Já o West Texas Intermediate está a subir 0,43% para 72,43 dólares por barril. O crude já tocou em máximos de outubro de 2018. 

A subida do preço do petróleo ganhou um novo fôlego este mês, com os processos de desconfinamento que estão a decorrer em algumas das principais economias. 

16.06.2021

Euro estável e dólar a depreciar ligeiramente

O euro está a negociar inalterado face à moeda norte-americana, cotando nos 1,2126 dólares. 

A libra esterlina, outra moeda de destaque no velho continente, aprecia 0,22% face ao rival norte-americano, para 1,4114 dólares. 

Já o dólar norte-americano está a depreciar ligeiramente (0,05%), conforme mostra o índice que mede o desempenho da nota verde perante uma cabaz composto por outras divisas.

16.06.2021

Ouro aproxima-se de mínimos de quatro semanas

O ouro está a aproximar-se de mínimos de quatro semanas, com os investidores a aguardar pela conclusão da reunião da Reserva Federal dos Estados Unidos (Fed), que dará algumas pistas sobre a política monetária. 

Na sessão desta quarta-feira este metal precioso mantém-se estável, a avançar 0,02% com a onça nos 1.859,44 dólares. 

"A fraqueza recente [do ouro] está ligada às preocupações de que a Fed possa apertar a política monetária em breve", indica Vivek Dhar, analista de 'commodities' do Commonwealth Bank of Australia, citado pela Bloomberg. "Um ligeiro fortalecimento do dólar norte-americano também tem pesado no metal precioso". Uma vez que é negociado em dólares, a subida desta divisa torna o ouro mais dispendioso para os portadores de outras moedas. 

16.06.2021

Futuros na Europa e EUA marcam passo de olho na Fed

A tendência nas bolsas mundiais é de contenção enquanto os investidores aguardam pelo final da reunião da Reserva Federal dos EUA (Fed) esta quarta-feira. 

Nos mercados asiáticos os principais índice encerraram com poucas variações.
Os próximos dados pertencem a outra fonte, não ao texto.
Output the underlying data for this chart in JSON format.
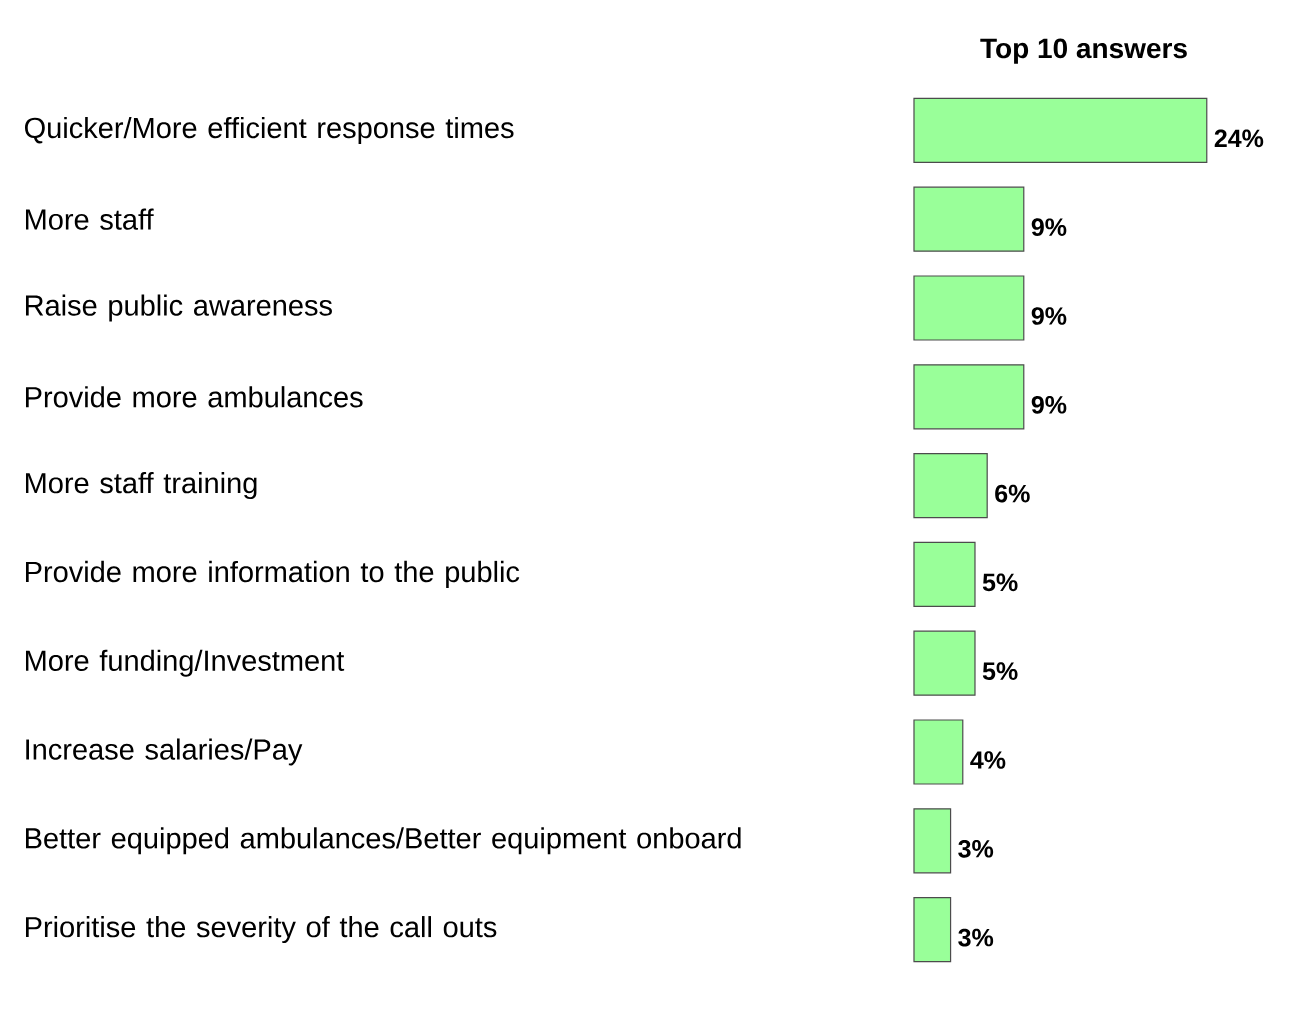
{
  "chart_data": {
    "type": "bar",
    "orientation": "horizontal",
    "title": "Top 10 answers",
    "categories": [
      "Quicker/More efficient response times",
      "More staff",
      "Raise public awareness",
      "Provide more ambulances",
      "More staff training",
      "Provide more information to the public",
      "More funding/Investment",
      "Increase salaries/Pay",
      "Better equipped ambulances/Better equipment onboard",
      "Prioritise the severity of the call outs"
    ],
    "values": [
      24,
      9,
      9,
      9,
      6,
      5,
      5,
      4,
      3,
      3
    ],
    "value_labels": [
      "24%",
      "9%",
      "9%",
      "9%",
      "6%",
      "5%",
      "5%",
      "4%",
      "3%",
      "3%"
    ],
    "color": "#99ff99"
  }
}
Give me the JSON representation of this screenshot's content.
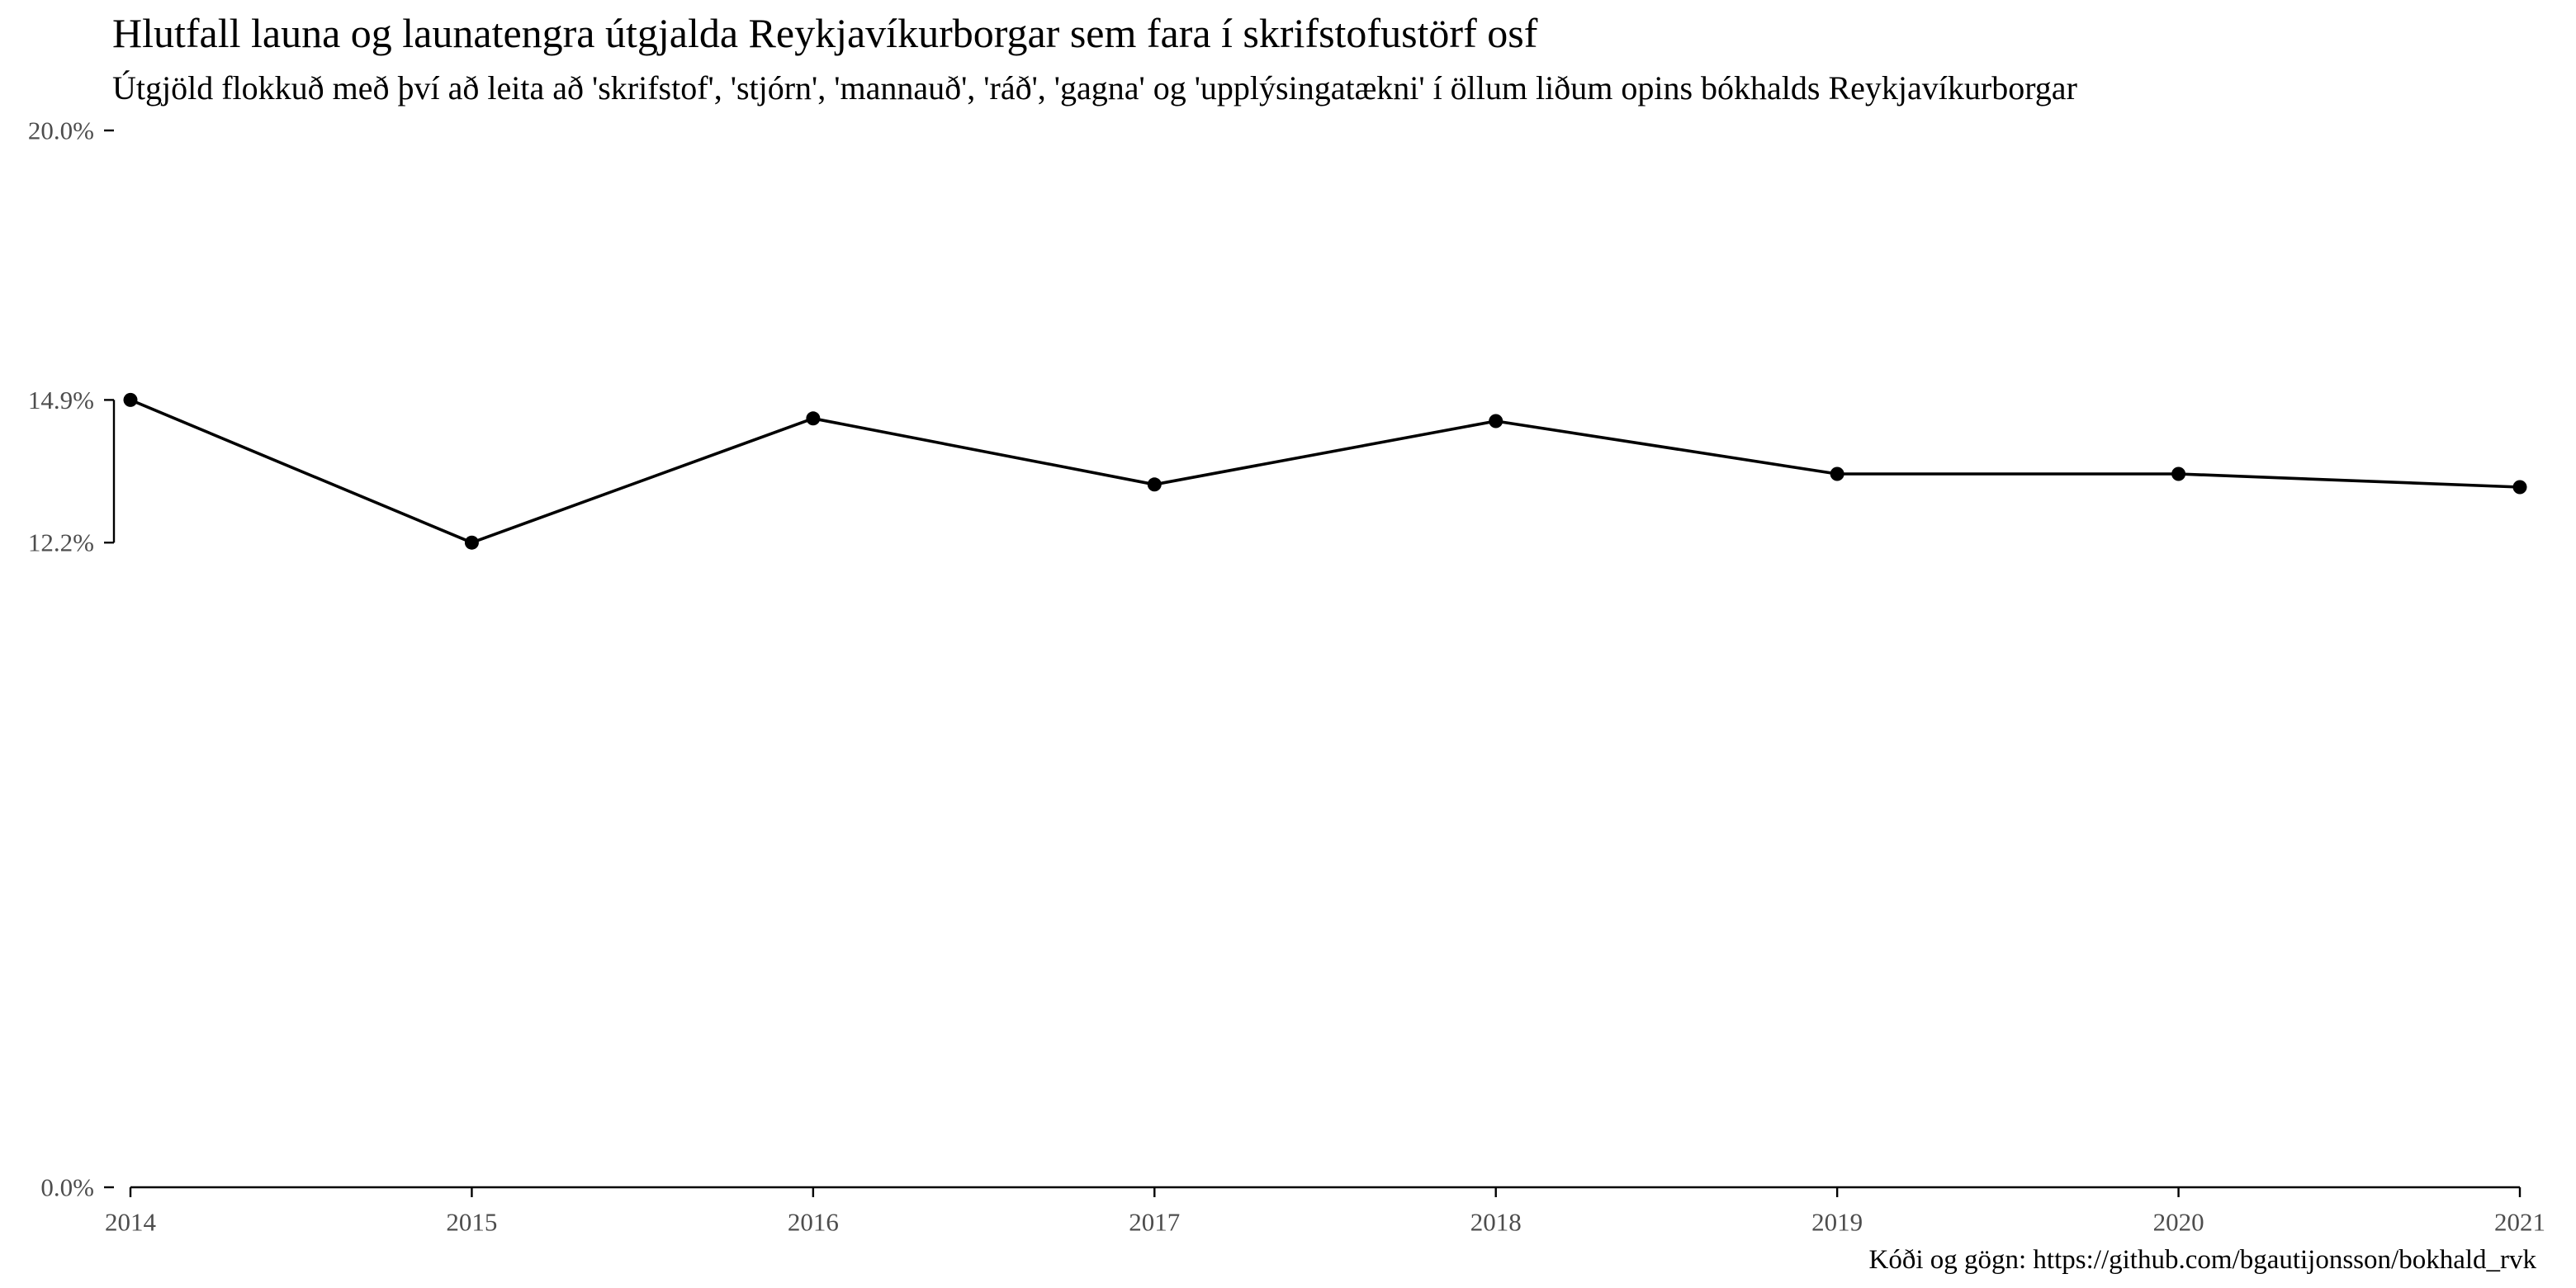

Em Tóquio e na Austrália as bolsas fecharam "flat", enquanto a praça de Seul registou ganhos ligeiros. A bolsa chinesa fechou no vermelho após Pequim ter ordenado que as empresas estatais reduzissem a exposição às "commodities", para travar a subida dos preços das matérias-primas.

Nos Estados Unidos e na Europa os futuros seguiam com poucas flutuações refletindo a pausa dos investidores que aguardam pela decisão da instituição liderada por Jerome Powell e por pistas sobre se o programa de compra de ativos vai abrandar. A Fed deverá também atualizar projeções para as taxas diretoras e previsões económicas.

A maioria dos economistas antecipa que a Fed indicie uma subida das taxas de juro de referência em 2023 e consideram pouco provável que o programa de compra de ativos seja reduzido até ao quarto trimestre deste ano.